Les autistes sont censés avoir une « pensée visuelle », c’est à dire une tendance à penser en images, à s’imaginer le monde en 3D, et à être bons en math et en ingénierie. Dans la même lignée, nous aurions une mémoire visuelle et comprendrions mieux les choses qui nous sont présentées sous forme de schémas.

Mais est-ce vrai, et pour tout le monde ? Comment peut-on seulement penser, si on ne pense pas en images ? Et si on est vraiment si doués avec les visuels, comment se fait-il que beaucoup d’entre nous aient autant de mal à lire les horloges analogiques ou à mémoriser le visage des gens ?

 

L’intelligence collective autiste

Les autistes, on le sait, ne sont pas tous connectés à une grande intelligence collective qui s’assure que nous restions identiques.
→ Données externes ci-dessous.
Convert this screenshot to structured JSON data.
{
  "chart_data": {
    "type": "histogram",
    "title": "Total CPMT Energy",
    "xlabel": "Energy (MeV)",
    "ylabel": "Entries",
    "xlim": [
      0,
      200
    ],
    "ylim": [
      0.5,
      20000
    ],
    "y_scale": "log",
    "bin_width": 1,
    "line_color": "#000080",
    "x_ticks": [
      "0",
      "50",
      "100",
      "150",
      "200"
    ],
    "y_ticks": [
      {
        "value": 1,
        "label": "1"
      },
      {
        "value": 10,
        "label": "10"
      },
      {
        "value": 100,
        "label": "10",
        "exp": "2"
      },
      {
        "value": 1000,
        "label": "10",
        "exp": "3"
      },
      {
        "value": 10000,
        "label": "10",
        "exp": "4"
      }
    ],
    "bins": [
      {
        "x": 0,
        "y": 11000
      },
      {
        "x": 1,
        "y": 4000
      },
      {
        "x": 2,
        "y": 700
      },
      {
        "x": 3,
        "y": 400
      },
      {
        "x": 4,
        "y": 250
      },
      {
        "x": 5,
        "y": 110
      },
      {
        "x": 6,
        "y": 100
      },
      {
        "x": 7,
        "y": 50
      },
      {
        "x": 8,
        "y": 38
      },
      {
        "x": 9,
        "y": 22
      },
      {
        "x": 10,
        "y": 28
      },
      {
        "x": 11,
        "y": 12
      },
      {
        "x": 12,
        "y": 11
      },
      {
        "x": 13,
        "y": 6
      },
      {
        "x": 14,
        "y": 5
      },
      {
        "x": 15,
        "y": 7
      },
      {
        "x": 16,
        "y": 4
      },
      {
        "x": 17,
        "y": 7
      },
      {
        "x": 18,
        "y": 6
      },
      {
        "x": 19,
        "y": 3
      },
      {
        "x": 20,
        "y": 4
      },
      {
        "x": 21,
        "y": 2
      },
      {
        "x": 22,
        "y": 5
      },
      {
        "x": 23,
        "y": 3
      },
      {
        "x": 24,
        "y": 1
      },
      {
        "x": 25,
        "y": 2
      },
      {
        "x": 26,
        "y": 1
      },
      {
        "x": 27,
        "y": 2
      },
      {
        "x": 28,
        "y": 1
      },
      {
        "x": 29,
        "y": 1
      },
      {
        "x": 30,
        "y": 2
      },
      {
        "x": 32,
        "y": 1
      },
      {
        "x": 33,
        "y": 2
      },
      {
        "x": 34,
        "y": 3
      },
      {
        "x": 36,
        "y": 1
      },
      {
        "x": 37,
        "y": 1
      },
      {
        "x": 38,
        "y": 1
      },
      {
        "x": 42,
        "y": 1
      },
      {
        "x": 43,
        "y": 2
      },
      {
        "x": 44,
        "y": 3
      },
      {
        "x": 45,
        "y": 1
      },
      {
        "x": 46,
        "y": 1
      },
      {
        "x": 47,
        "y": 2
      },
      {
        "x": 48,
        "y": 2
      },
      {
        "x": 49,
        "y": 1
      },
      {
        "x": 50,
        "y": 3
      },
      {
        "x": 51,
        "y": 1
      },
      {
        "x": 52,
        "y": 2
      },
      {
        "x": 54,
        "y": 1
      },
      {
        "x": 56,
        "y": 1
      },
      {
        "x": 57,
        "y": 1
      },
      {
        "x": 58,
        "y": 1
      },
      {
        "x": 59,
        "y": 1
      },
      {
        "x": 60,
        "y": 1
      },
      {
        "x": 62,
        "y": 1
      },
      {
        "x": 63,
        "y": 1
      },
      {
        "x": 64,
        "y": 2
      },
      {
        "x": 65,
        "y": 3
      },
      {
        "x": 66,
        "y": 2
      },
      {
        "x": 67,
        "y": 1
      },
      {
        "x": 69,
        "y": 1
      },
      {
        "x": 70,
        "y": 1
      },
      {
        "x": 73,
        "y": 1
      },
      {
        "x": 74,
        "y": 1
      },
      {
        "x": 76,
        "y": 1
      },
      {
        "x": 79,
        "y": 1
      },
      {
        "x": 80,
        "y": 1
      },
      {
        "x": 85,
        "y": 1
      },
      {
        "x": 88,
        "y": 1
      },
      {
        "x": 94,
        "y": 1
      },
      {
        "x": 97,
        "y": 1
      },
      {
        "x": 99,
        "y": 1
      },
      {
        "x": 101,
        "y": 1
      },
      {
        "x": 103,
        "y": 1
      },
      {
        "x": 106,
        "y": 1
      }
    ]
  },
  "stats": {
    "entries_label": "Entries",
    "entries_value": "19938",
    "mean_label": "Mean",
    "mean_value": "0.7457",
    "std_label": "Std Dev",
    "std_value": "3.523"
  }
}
Tous les autistes ne pensent donc pas de la même façon, n’apprennent pas de la même façon, etc. Il est de fait difficile de faire une généralité de type « les autistes ont une mémoire visuelle ».

Par exemple, certains autistes sont aphantasiques – l’aphantasie est d’ailleurs plus représentée chez les autistes que chez les non-autistes. Pour rappel, l’aphantasie est la difficulté accrue voire l’incapacité à visualiser des images dans son esprit. Si par exemple je dis « hérisson » et que mon lecteur voit un hérisson tout choupi apparaître dans son esprit, il n’est pas concerné. Si en revanche mon lecteur sait intellectuellement à quoi ressemble un hérisson mais n’a pas d’image nette, ou visualise surtout le concept d’un hérisson, par exemple une série d’informations et les émotions qu’il associe à cet adorable mammifère, il y a des chances qu’il soit aphantasique[1].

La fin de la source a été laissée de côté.